Finite element analysis overview
Finite element analysis is a complex mathematical model that allows us to determine stress concentrations, deflections and other issues prior to manufacture. We assess CAD drawings via specialised software to look for potential weaknesses, assess material functionality and optimise the design for manufacture.
Finite element analysis is an imperative tool to predict performance in various physical conditions such as heat, vibration, fluid flow or load-bearing. It helps us determine if a product will fail in certain environments such as extreme temperatures, or if it will perform as the design requires.
The name refers to the process whereby the software breaks a component down into a mesh of thousands of finite elements, often cubes. It then employs mathematical equations to help predict the behaviour of each element and, collectively, of the component.
Why finite element analysis?
Sean Emery, Manufacturing Engineer at Romar, explains that finite element analysis enables us to critically assess both the functionality of the design and the suitability of the material or multiple materials.
“This analysis allows us to run several different materials through the process to assess how each material performs with the product’s features that we have designed, or a client has designed… to confirm how it works in the real world.”
Finite element analysis helps us verify the best-option design and materials for optimal performance. It is a critical step to ensure that a part will be safe, efficient and cost-effective to manufacture.
Optimising efficiency and cost-effectiveness
“Our emphasis is on reducing material costs because we know that we will be manufacturing this, and we want to get as much functionality with minimal cost. By having this in-house, we’re able to run it and determine the minimum requirements to meet the functionality of the part – by sculpting out areas or reducing wall thickness for instance – without losing any of that structural integrity. So, we use FEA as a tool to help minimise the customer’s final costs.”
When we understand the best manufacturing solution prior to the manufacturing process, it saves us time and money, and there’s a key additional benefit in reduced wastage.
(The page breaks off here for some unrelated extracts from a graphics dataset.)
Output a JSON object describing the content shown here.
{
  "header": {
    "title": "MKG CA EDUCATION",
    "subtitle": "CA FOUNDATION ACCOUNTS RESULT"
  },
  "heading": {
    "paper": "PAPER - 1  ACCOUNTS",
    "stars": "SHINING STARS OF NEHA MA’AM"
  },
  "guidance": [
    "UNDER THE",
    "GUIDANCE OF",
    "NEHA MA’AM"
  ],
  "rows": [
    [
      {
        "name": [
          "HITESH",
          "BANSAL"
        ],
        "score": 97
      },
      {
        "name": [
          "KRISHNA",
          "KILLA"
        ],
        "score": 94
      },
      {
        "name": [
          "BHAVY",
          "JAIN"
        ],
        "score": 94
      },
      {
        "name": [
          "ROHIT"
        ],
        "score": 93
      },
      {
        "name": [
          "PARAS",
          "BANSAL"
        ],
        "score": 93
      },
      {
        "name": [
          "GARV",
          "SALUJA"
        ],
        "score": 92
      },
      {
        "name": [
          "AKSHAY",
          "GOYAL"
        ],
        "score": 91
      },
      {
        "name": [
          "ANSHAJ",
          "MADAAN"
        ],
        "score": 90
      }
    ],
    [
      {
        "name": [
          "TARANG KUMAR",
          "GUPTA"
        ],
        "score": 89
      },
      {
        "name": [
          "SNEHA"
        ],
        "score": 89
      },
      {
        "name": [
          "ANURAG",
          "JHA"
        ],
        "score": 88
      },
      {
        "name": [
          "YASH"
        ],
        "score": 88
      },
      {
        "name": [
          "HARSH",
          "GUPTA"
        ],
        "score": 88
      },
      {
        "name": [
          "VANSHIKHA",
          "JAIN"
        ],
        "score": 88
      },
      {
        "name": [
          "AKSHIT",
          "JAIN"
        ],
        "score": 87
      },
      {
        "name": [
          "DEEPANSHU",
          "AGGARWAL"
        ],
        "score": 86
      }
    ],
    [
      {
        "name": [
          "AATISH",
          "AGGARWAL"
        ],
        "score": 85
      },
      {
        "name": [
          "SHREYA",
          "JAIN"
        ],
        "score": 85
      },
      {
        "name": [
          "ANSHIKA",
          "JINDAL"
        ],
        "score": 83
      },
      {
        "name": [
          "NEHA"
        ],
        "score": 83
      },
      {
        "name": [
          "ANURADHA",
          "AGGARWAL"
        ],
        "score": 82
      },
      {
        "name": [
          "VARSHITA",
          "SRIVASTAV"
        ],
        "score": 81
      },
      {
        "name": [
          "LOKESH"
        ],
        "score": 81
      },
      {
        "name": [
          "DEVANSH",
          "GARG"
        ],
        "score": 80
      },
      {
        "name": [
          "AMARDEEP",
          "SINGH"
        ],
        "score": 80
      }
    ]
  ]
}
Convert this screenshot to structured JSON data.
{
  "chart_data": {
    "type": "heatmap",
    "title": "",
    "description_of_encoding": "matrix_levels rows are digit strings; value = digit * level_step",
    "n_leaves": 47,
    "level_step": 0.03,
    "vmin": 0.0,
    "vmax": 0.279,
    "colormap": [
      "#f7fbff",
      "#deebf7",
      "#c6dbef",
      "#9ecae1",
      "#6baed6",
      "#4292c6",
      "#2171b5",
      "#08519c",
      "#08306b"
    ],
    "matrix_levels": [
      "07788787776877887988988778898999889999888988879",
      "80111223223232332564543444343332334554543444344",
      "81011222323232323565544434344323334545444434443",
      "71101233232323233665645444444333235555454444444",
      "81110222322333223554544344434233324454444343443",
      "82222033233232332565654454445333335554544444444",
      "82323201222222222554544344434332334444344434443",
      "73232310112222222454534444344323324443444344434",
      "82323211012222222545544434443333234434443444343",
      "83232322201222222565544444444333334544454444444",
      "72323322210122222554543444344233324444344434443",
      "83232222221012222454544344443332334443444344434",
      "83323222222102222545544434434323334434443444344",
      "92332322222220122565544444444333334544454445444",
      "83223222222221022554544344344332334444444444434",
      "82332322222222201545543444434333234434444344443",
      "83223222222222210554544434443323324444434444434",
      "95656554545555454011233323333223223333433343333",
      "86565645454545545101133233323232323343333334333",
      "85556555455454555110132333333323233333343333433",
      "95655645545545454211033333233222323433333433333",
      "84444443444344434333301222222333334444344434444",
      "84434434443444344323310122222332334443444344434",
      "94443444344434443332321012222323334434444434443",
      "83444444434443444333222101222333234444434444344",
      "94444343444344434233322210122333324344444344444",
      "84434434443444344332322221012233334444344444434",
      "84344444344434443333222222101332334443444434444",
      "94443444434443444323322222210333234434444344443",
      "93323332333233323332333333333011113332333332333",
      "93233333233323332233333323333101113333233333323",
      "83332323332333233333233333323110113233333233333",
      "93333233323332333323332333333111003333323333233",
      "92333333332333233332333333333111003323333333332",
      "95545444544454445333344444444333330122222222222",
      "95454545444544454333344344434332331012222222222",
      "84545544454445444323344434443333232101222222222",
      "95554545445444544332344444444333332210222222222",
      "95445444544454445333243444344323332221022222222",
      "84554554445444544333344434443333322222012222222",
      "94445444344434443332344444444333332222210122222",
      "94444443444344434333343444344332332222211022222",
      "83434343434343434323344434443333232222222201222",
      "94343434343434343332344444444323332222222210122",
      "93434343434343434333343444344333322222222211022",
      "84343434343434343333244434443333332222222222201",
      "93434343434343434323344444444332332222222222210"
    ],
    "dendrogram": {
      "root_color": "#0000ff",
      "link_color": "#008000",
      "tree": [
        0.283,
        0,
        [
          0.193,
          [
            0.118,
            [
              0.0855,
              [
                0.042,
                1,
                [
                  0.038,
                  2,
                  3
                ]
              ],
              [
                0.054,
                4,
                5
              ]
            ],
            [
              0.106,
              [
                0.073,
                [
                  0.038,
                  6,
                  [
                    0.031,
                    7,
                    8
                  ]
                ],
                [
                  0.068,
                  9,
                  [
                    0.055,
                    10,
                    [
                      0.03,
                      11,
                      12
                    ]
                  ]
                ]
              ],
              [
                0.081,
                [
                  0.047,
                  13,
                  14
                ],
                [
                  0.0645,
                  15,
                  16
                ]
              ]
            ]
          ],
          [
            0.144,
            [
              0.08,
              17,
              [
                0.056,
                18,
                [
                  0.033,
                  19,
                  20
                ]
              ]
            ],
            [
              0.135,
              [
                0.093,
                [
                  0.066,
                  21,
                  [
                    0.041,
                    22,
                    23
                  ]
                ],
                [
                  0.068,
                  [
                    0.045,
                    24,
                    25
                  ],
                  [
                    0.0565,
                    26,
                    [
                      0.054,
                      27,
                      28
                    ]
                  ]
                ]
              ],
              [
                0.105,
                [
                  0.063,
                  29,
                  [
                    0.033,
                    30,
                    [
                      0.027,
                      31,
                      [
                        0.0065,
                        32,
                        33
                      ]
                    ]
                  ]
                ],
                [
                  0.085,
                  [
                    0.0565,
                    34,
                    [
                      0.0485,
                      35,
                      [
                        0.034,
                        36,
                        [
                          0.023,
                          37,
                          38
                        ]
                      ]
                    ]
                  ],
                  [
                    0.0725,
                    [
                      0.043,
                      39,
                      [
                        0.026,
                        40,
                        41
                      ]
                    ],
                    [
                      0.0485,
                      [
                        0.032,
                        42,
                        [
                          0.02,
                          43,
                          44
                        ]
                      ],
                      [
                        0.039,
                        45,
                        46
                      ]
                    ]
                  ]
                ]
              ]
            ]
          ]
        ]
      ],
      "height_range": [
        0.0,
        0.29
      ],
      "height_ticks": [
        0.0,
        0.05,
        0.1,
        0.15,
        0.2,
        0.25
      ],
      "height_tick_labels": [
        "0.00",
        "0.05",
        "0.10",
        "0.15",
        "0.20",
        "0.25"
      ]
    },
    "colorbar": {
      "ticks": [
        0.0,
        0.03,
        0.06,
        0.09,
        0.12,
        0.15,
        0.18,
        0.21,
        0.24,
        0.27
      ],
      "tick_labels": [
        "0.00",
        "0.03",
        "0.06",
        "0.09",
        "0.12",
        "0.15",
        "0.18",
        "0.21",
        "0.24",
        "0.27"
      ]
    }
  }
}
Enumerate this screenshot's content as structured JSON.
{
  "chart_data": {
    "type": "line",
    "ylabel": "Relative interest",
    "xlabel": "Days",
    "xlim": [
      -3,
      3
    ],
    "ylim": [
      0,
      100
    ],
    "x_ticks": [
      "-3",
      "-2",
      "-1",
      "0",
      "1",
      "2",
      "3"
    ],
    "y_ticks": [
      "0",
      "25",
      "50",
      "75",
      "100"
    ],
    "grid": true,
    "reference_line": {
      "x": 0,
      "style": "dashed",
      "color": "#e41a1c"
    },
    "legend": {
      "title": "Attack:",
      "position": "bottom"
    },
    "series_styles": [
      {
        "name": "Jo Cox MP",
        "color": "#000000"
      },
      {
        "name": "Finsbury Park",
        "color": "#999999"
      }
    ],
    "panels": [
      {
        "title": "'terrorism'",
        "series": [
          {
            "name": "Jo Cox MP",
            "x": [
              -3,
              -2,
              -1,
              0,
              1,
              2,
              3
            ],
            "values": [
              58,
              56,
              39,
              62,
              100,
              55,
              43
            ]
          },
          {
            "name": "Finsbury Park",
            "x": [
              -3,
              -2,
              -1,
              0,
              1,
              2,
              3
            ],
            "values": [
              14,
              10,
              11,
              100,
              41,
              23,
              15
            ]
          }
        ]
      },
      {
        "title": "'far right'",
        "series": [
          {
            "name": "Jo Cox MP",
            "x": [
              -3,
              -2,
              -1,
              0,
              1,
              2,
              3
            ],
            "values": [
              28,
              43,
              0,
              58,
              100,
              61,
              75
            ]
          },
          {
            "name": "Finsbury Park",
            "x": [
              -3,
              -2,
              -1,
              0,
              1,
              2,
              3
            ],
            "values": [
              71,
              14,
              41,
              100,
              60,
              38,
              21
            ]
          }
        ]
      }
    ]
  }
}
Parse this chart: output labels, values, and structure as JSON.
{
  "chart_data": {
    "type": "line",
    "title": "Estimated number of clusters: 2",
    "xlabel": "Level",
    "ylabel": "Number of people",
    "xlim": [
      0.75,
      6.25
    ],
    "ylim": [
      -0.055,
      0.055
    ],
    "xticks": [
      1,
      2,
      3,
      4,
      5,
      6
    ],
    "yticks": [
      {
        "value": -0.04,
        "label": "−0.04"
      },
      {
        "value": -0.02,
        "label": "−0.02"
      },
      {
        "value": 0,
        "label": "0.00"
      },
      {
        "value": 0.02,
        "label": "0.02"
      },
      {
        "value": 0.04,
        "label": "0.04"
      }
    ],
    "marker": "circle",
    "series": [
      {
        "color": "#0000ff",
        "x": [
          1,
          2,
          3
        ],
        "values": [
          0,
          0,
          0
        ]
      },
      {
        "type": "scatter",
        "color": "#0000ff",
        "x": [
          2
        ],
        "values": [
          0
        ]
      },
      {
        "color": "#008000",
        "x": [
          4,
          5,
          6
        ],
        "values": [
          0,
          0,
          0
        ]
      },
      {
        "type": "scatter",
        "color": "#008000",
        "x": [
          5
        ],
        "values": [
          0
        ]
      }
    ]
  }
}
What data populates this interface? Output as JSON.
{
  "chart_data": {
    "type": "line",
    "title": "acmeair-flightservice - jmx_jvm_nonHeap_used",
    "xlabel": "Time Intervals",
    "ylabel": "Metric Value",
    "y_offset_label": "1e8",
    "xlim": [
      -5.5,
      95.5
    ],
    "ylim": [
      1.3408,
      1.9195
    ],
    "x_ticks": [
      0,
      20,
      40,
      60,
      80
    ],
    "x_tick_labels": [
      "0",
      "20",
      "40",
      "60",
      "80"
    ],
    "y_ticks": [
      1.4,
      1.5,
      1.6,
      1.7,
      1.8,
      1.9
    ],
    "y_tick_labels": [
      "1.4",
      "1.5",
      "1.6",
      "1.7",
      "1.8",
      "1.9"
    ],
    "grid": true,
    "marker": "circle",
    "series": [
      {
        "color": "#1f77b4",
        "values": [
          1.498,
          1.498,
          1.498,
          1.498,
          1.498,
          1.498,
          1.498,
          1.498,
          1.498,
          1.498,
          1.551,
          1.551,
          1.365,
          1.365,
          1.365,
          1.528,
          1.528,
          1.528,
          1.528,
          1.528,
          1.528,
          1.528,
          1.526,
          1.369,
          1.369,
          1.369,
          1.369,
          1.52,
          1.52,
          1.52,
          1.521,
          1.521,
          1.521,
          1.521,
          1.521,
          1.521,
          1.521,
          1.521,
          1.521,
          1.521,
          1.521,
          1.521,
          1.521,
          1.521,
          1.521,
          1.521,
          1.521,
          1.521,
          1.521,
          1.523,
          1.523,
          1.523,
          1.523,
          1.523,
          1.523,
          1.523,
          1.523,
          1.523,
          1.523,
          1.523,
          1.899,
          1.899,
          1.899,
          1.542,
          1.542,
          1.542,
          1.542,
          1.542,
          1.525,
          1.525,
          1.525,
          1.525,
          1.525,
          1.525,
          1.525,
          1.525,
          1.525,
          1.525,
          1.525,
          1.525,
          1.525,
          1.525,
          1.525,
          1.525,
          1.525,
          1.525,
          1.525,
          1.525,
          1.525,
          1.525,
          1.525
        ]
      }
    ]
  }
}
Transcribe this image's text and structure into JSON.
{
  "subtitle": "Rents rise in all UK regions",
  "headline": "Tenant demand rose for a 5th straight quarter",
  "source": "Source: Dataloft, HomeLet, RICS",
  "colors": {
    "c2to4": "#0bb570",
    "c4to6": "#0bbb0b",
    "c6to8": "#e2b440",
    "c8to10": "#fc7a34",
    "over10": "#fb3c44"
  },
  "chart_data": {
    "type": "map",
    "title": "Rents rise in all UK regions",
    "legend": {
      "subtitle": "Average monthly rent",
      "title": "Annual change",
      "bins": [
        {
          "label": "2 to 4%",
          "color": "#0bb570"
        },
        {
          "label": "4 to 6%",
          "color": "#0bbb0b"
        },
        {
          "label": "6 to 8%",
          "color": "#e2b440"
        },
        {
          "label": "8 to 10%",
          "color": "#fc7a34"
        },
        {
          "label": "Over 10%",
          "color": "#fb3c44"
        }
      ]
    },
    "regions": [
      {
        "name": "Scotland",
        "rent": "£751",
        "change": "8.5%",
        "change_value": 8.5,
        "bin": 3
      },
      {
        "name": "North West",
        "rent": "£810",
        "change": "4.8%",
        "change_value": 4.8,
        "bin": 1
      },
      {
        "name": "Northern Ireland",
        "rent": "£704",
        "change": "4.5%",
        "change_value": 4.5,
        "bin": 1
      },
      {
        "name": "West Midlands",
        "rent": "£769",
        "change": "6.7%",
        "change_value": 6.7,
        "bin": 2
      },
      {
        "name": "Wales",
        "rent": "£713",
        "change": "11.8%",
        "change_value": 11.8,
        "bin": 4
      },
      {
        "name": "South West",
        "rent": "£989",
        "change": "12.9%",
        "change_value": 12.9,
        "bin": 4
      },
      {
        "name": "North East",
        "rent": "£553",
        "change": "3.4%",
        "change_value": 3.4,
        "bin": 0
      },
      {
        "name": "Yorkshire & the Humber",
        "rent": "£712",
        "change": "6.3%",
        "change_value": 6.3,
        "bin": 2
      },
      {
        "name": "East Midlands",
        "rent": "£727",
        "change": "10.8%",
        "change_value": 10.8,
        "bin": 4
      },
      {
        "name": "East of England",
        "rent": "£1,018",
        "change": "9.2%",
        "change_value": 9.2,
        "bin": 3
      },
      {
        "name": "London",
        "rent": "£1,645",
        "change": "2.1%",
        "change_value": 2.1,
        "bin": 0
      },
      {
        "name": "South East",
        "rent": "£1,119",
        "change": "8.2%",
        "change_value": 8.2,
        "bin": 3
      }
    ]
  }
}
We’re able to do this thanks to the exceptional technical knowledge of our engineering team.
The engineering expertise behind FEA
Like every technology, FEA is only as effective as the engineering expertise behind it.
As Sean Emery explains: “Not everybody is an engineer or has the technical knowledge or know-how that we have here at Romar Engineering, so what we try to do is bridge that gap between the client and the end product, so to speak. The client will have an idea of what they want to do and we take that idea and we make it happen in the most effective and efficient way that we can.”